Priests place wafers into the mouths of total strangers, offering
the body of Christ. Was she offering her body?
Does she offer herself
to everyone?
I followed her lead by picking up a gilt-edged dinner plate as she glanced over her shoulder. “Do you have everything you need?”
“Most days. This might not be one of them.” My tone was teasing but my statement factual.
“Life is short. I believe in getting what you want,” she said, but “the look” had vanished, disintegrated into politeness. I took a deep breath and collected myself, focused on getting the roast beef and vegetables onto the china and not the floor, and then trailed her to the couch in front of the fireplace. Placing my plate on the long coffee table, I tried to relax and complimented her on the house, asking her about its history as nonchalantly as if I’d never seen her searing glance.

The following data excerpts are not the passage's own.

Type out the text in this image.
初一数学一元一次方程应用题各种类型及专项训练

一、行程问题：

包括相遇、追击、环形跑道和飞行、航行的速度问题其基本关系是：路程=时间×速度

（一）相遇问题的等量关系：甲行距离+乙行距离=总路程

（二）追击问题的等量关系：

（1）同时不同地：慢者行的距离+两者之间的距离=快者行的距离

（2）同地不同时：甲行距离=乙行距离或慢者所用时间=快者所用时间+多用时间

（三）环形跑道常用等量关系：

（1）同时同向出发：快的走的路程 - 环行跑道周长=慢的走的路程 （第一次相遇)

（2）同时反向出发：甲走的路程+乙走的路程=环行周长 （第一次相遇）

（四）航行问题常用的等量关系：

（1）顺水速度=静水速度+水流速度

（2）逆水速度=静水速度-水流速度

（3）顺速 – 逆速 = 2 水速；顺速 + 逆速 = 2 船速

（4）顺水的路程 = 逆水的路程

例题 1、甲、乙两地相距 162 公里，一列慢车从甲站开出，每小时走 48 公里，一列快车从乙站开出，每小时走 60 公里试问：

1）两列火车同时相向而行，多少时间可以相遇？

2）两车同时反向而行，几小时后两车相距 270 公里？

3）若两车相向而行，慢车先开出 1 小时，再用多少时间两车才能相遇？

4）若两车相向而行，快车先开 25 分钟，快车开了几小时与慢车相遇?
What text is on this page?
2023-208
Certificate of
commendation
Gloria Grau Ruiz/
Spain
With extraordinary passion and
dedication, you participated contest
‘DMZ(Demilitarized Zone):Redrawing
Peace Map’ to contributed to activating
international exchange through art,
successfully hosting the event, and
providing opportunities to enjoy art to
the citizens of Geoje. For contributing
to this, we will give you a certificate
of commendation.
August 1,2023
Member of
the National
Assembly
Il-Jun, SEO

She responded to my questions in a friendly but detached fashion.
And as I stared into her magnificent face, I knew my side of this inane conversation was simply verbal camouflage for the simmering fire within me that, given air, could consume us both. I shuddered from the intensity of my feelings.
“You can’t be cold.”
I wanted to say I wasn’t cold at all, but had simply been on ice for some time waiting for the heat that would melt me, and now like a Southern summer it had arrived.
I summoned enough air to whisper, “No.”
Niji came back in short order and took the dishes away, removed the food with lightning speed, and poured us an after-dinner liqueur. I took that opportunity to get off the couch and away from her, staring out of the massive arched window overlooking the lantern-lit back lawn. The door clicked and then Vivienne approached.